Loading the gun, wetting the line
Waterfowl season opens with promise and fishing
By John Cross
Free Press Staff Writer
In the pre-dawn of Saturday morning, even though we were launching our battered OD-painted duck boat piled high with decoys and the other fellow at the southern Minnesota lake access, we were both on the same page.
True, we were loaded to the gunwales for the 9 a.m. waterfowl opener and he was going to troll some crankbaits for some early fall walleyes.
But someplace beneath our mountain of decoys, shotguns, the coffee Thermos and gear bags, a bucket of fathead minnows and a couple of fishing poles lurked.
Yes, the waterfowl opener held the promise of a few opportunities at popping a few caps at ducks, possibly some geese.
But in keeping with a tradition of avoiding the opening day competition of claiming a patch of water on such traditional waterfowl lakes as Swan or Middle, we once again were on a lake known more for its opportunities for finned rather then feathered quarry.
Indeed, last winter, the healthy population of walleyes that inhabitant this lake yielded several meals of walleye fillets to this angler.
As for ducks, well, the lake has been much less kind.
On last year’s opener, Dale Vanthuyne and I chalked up a goose egg on a day marked by heavy rain and gale-force winds. Except for a lone blue-winged teal we only half-heartedly swung on, in-range ducks were pretty much a no-show.
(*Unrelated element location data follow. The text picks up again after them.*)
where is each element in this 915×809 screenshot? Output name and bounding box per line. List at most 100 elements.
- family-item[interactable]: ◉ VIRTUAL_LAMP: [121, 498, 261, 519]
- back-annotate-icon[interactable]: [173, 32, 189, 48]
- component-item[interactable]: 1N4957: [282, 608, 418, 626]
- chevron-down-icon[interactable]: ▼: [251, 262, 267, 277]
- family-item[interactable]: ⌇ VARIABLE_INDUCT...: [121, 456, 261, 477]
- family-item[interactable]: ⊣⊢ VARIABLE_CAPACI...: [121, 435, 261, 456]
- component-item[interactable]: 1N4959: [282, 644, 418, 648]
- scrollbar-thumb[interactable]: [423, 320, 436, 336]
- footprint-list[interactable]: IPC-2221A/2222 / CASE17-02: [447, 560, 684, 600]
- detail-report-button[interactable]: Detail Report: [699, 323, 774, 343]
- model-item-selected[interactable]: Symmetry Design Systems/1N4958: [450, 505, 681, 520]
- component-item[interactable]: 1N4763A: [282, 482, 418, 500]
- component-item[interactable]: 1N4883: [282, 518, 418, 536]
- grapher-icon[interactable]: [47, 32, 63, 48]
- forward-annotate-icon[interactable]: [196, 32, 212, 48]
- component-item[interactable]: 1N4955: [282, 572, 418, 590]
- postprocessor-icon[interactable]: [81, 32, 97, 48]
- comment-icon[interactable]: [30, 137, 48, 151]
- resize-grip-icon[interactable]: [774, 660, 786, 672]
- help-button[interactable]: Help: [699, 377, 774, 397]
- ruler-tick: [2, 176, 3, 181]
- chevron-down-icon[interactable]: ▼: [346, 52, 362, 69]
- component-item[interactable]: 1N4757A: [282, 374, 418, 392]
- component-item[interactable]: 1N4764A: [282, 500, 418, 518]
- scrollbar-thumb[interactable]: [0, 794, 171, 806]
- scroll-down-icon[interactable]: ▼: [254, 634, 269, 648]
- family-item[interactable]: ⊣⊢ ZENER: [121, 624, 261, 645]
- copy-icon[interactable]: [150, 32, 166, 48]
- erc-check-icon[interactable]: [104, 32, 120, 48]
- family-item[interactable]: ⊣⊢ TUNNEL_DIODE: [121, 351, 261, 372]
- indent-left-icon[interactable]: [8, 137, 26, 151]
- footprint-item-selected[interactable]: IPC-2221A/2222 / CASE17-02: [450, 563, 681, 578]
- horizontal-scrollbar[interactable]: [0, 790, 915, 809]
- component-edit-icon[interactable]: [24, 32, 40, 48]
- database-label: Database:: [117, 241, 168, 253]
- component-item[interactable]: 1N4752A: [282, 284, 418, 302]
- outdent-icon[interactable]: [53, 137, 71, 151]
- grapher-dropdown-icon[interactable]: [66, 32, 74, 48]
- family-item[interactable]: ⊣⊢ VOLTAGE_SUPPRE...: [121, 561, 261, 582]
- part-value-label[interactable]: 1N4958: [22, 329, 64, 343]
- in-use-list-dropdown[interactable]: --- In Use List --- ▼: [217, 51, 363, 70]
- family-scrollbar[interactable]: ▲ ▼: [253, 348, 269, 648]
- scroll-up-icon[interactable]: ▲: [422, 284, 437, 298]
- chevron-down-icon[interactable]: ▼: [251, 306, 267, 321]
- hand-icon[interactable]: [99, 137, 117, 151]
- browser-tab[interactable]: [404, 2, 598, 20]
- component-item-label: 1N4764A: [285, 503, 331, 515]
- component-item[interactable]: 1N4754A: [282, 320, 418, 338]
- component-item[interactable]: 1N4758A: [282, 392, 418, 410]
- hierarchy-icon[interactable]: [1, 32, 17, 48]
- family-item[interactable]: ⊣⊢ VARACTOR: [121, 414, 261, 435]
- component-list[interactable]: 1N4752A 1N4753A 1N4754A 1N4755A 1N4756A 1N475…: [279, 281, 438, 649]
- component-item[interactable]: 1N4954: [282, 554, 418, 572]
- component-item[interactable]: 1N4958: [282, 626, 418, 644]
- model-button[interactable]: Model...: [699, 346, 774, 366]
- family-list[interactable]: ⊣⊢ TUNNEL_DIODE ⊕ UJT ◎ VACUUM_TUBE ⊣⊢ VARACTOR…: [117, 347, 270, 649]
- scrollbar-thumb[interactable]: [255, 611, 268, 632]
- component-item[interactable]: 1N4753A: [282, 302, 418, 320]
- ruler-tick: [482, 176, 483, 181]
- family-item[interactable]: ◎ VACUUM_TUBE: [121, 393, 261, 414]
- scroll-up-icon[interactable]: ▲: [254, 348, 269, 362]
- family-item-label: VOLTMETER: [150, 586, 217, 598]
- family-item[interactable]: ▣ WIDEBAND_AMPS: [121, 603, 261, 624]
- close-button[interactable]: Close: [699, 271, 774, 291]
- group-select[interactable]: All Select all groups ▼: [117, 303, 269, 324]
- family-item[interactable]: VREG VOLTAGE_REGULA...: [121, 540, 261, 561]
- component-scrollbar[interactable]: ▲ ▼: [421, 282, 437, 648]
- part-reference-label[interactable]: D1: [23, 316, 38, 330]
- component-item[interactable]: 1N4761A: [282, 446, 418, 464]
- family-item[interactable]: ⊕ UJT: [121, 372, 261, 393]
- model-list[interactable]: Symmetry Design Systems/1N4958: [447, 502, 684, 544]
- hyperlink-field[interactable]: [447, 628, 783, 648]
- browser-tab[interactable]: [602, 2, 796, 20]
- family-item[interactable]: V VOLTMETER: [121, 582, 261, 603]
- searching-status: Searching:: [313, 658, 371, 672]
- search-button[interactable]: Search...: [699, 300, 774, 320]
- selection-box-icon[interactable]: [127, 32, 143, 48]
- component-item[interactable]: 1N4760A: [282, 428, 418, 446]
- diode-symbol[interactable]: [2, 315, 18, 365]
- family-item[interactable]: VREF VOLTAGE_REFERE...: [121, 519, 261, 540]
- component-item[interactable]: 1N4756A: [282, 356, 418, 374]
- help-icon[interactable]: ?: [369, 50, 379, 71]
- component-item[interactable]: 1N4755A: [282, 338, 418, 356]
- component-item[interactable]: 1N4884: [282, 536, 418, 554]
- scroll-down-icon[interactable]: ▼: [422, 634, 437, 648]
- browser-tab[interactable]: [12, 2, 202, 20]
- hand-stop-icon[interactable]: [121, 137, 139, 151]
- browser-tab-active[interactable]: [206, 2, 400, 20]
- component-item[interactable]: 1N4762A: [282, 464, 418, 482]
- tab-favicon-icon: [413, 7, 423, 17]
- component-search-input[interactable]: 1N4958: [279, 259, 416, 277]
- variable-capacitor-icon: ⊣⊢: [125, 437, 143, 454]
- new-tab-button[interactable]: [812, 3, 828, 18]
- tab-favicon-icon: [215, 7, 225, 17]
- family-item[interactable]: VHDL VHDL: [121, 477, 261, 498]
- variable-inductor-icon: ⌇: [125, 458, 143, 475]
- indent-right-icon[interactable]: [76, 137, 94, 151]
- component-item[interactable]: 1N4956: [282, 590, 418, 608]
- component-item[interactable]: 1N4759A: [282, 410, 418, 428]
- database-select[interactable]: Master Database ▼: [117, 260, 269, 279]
It was a similar story on the previous two openers, as well.
But if there were few ducks, then at least there were fewer hunters to go with it.
And for all of our lack of success, we nevertheless felt duty-bound to once again greet the opener from the same thin stand of cattails.
This year, the difference was that we planned to do a little fishing to kill the time before we could attempt to kill any ducks.
So two hours before the 9 a.m. legal shooting time, we were standing shoulder-to-shoulder in knee-deep water casting lively fatheads, hoping a walleye with its fall feedbag on might swim by.
What we saw coursing the skies didn’t bode much promise. We spotted nary a duck as we fished.
At 8 a.m., with an hour remaining until shooting time, we began setting our spread of goose and duck decoys.
At 8:05 a.m., a handful of Canada geese flew low over the lake, disappearing.